Purtroppo questa è una storia che spesso viene dimenticata e chi dimentica le proprie radici non solo perde una parte importante della propria identità ma rischia di prendere decisioni sbagliate su come affrontare il proprio futuro. La professione dell’allevatore, al giorno d’oggi, nonostante la sua importanza appaia raramente sui media, rimane invisibile. Inoltre, quando si parlava di creare nuove varietà, era soprattutto in lunghi dibattiti ridicoli che portavano al divieto dell’uso di alcuni nuovi strumenti che avrebbero potuto essere aggiunti ai laboratori degli allevatori. Non sorprende che alcuni di questi professionisti ci dicano che preferirebbero che la società continuasse a ignorarli.

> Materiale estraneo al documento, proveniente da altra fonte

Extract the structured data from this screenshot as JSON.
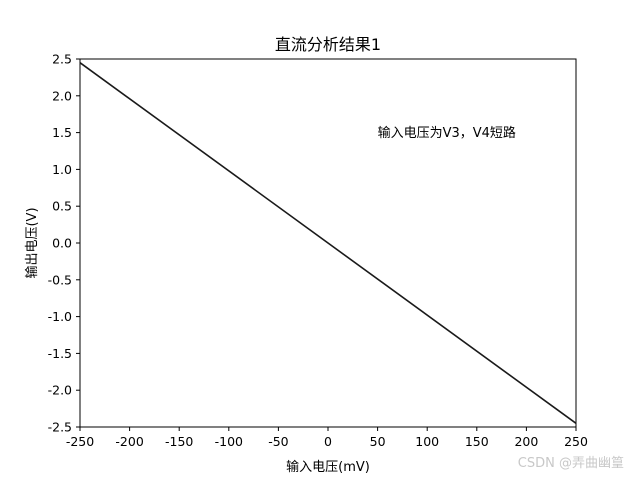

Ma crediamo che non solo sia giusto riconoscere il loro lavoro, ma che sia essenziale per il nostro futuro sostenerli in modo da poter continuare a costruire un mondo in cui dobbiamo nutrire quasi otto miliardi di persone nel mezzo del cambiamento climatico deve aggiungere una grave carenza di seminativi di buona qualità. La storia non è ancora finita e la possibilità di affrontare questi problemi utilizzando i migliori strumenti disponibili o legandoci una mano dietro la schiena è nostra.

Jose Blanca e Joaquin Canizares Sono professori di genetica presso l’Università Politecnica di Valencia.